Posted: 12 Jun 2014, 09:25
by malric
Not an expert either, and just had a quick look (so, not thinking much about the algorithm), but have 2 comments:
- why do you need the final "ans" variable? (can return directly count, and in this case it will not be more readable either)
- why do you need variable "good"? (you could do the "count++;" instead of "good = false;")

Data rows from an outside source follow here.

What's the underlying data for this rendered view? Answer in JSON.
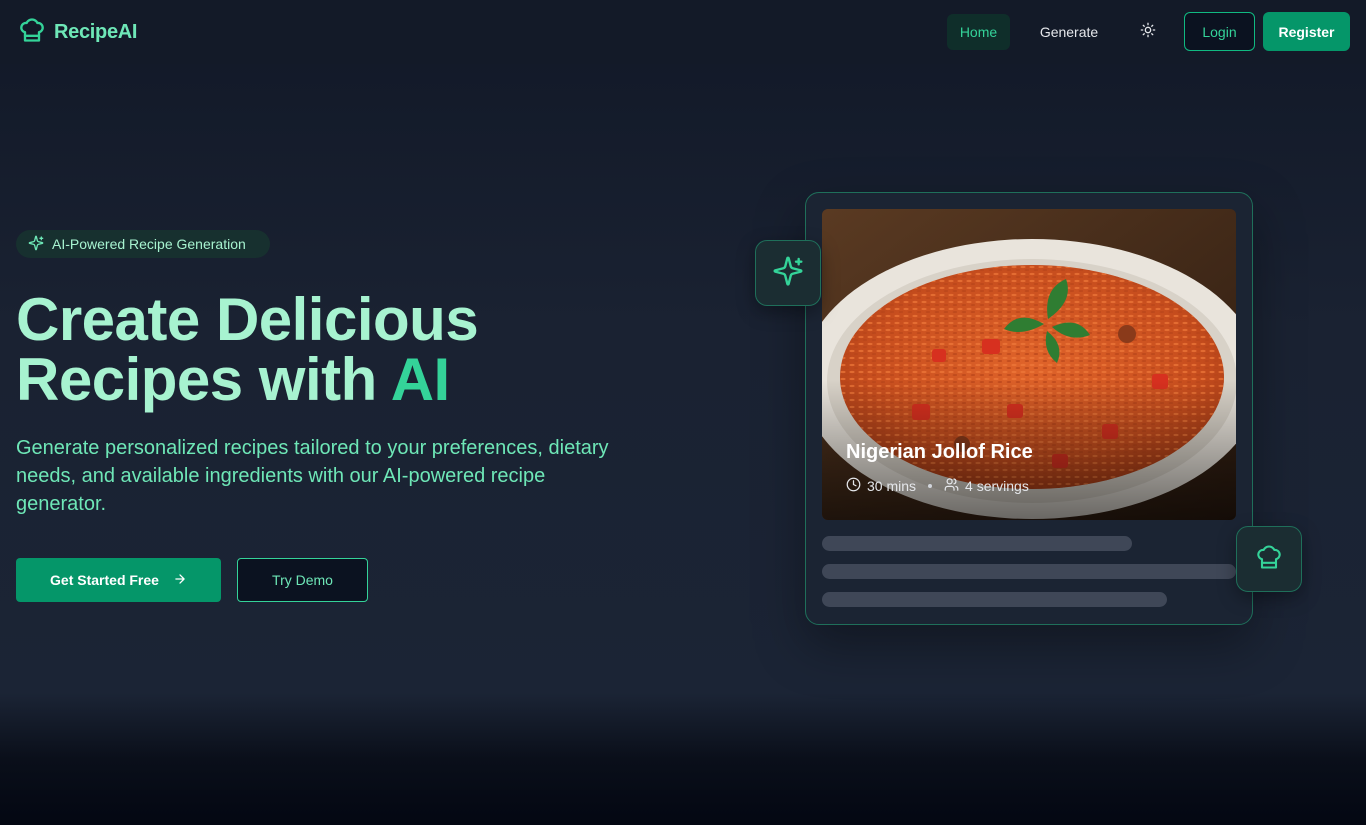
{
  "nav": {
    "brand": "RecipeAI",
    "home": "Home",
    "generate": "Generate",
    "login": "Login",
    "register": "Register"
  },
  "hero": {
    "badge": "AI-Powered Recipe Generation",
    "title_line1": "Create Delicious",
    "title_line2": "Recipes with ",
    "title_accent": "AI",
    "subtitle": "Generate personalized recipes tailored to your preferences, dietary needs, and available ingredients with our AI-powered recipe generator.",
    "cta_primary": "Get Started Free",
    "cta_secondary": "Try Demo"
  },
  "card": {
    "dish_name": "Nigerian Jollof Rice",
    "time": "30 mins",
    "servings": "4 servings"
  },
  "colors": {
    "accent": "#34d399",
    "primary_button": "#059669",
    "title_text": "#a7f3d0",
    "background": "#1b2435"
  },
  "icons": [
    "chef-hat-icon",
    "sun-icon",
    "sparkles-icon",
    "arrow-right-icon",
    "clock-icon",
    "users-icon"
  ]
}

PS: a priority queue might a bit "expensive" for your case, as you can determine the factors more or less in order (probably you will need 2 vectors, but still might be "faster" than a priority queue).

Re: C++ help

Posted: 12 Jun 2014, 09:33
by gajop
Before showing a solution and have us discuss that, you should've described the problem exactly.

Re: C++ help

Posted: 12 Jun 2014, 12:44
by Kloot
Even without knowing what the problem is supposed to be (though I can guess), this has some "inexperienced" fingerprints over it:
  • your code won't find repeated factors (125 = 5*5*5), be sure the assignment allows this
  • use size_t instead of long long int, the "0 > k" already expresses you don't care about signed numbers
  • "for(int i = 2; i<max; i++)" can loop forever when max > INT_MAX
  • getFactors pushes the factors AND their quotients to the queue which is redundant
  • use a std::list instead of a pqueue to store the factors, all you do is iterate over them in descending order
  • pass this list to getFactors by reference from unfriendlyNumbers instead of copying it on return
  • reconstruct the quotients in unfriendlyNumbers from the variable "test" and extend the "if (*it % test == 0)" part
  • "vector < long long int > a" can be const&
  • "vector<...>::iterator it" can be "vector<...>::const_iterator" can be "auto"
  • unless part of the assignment the "validity checks" look bogus: eg. why would k=10000000000001 not be factorable?
  • what gajop said

Re: C++ help

Posted: 12 Jun 2014, 12:55
by jK
Kloot wrote:[*] use size_t instead of long long int, nobody cares about signed numbers unless told otherwise
size_t can be 32bit unsigned, but his code (his k number range check) explicit needs minimum 64bit precision.

Re: C++ help

Posted: 12 Jun 2014, 13:04
by Kloot
ah, true (brings me to another point: don't use magic numbers, especially uncommented ones with many zeros)

Re: C++ help

Posted: 12 Jun 2014, 13:37
by jK
I would use 1e13, but in case of spring this would fail cause it defines a floating point number and in case of spring those are limited to 32bit floats, and so it wouldn't fit. Even when the compiler optimizes it to a int constant later, it's too risky that it clamps it somewhere between.
Too bad there is no 1e13U in c++.

Re: C++ help

Posted: 13 Jun 2014, 10:06
by SwiftSpear
Thanks for the advice Kloot! I really appreciate it.

Yeah, the validity checks were for things directly specified by the assignment, and I intentionally used the priority queue to order the items and avoid repeated factors (which you were correct in guessing were irrelevant to the assignment). I picked up from your criticism that my commenting needed some real work. Apologies for not being clear with what I was expecting the code to do. The assignment itself was this:

https://www.hackerrank.com/challenges/u ... ly-numbers

I already had it doing the thing I wanted to do, I was more worried about how awful my style was. I ended up spending way more time than I wanted chasing down an optimization red herring, which was really frustrating, but I learned something for next time (cheat earlier).

Re: C++ help

Posted: 13 Jun 2014, 16:26
by AF
Where is your unit test suite? Your functions have no Docblocks or equivalent

Re: C++ help

Posted: 13 Jun 2014, 18:33
by SwiftSpear
AF wrote:Where is your unit test suite? Your functions have no Docblocks or equivalent
The test cases are provided by the challenge set. The goal of the assignment is to pass as many test cases as possible.

I added doc blocks a little while after I posted this here.